Sure. I mean, there is obviously high profile conferences that are coming up in the second half of 2017 between SITC and ASH. The endpoints in these studies, I mean we’re looking at a biomarker with respect to day 7 and day 14 with respect to persistence. We believe that biomarker is important, as I mentioned that NK cell persistence historically has been correlated with complete responses. The first assessment of response with respect to anti-tumor activity across all studies is being assessed, certainly during the first 30 to 40 days. So, we do believe, across a number of patients, across all three studies, we will be in a position, more certainly, we will be able to look at persistence, and we will be in a position when we will be getting that first look with respect to efficacy.

Got it. And then, just one final question for iPSC. Obviously you put a slide on the ground regarding NKs and you guys want to be the leaders with NK technology. Is it -- just given how fast the cellular immunotherapy space has advanced, especially when it comes to T cells, does it make sense or are you guys considering potentially using iPSCs, the manufacturing of allogeneic T cells and just coming into that foray?

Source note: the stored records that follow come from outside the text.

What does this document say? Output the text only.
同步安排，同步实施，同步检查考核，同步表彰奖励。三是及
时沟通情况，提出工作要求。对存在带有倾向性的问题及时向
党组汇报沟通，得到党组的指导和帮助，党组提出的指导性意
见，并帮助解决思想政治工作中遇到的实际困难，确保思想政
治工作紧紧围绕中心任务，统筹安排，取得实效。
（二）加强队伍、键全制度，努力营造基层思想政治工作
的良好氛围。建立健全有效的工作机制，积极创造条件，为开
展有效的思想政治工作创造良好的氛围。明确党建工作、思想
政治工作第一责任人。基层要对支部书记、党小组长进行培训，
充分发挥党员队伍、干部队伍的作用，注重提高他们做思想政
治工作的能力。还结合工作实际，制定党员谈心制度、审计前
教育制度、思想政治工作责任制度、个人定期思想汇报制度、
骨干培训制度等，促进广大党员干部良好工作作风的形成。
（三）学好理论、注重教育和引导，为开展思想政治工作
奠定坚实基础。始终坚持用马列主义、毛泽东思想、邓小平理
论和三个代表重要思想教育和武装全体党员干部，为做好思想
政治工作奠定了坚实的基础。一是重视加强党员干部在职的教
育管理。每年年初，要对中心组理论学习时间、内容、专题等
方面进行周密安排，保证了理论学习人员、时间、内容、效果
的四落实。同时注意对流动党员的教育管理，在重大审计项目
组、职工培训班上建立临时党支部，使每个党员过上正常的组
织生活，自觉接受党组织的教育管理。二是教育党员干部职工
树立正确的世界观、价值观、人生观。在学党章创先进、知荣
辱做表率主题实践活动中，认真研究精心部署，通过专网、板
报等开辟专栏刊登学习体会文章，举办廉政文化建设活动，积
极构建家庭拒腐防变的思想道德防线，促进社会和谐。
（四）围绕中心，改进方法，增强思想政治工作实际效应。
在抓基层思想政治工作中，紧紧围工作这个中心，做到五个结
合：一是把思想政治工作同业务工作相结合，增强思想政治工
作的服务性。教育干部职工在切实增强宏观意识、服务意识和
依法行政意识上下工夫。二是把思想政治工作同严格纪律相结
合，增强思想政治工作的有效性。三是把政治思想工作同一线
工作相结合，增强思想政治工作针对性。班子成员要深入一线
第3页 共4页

Absolutely, that is the intent of our entire collaboration with Michel Sadelain at Memorial Sloan Kettering is to use iPSCs to create off-the-shelf T cell strategies. Michel recently published a paper that involves essentially knocking out the TCR and inserting a CAR to provide more universality with respect to that T cell, given that the TCR is being knocked and the CAR being inserted, he showed better safety and efficacy with that approach at least in preclinical model. And so you should assume -- I think it’s fair to assume that that is a path and strategy that we’re aggressively running at with Michel.

Thank you. At this time, I would like to turn the call back over to Mr. Wolchko for any closing remarks. Sir?

Thank you. Thank you very much for everyone’s attention today and participation in the call. We look forward to speaking with you in a very near term as we move our programs forward. Thank you.

Ladies and gentlemen, this concludes today’s conference. Thank you for your participation. You may disconnect your lines at this time.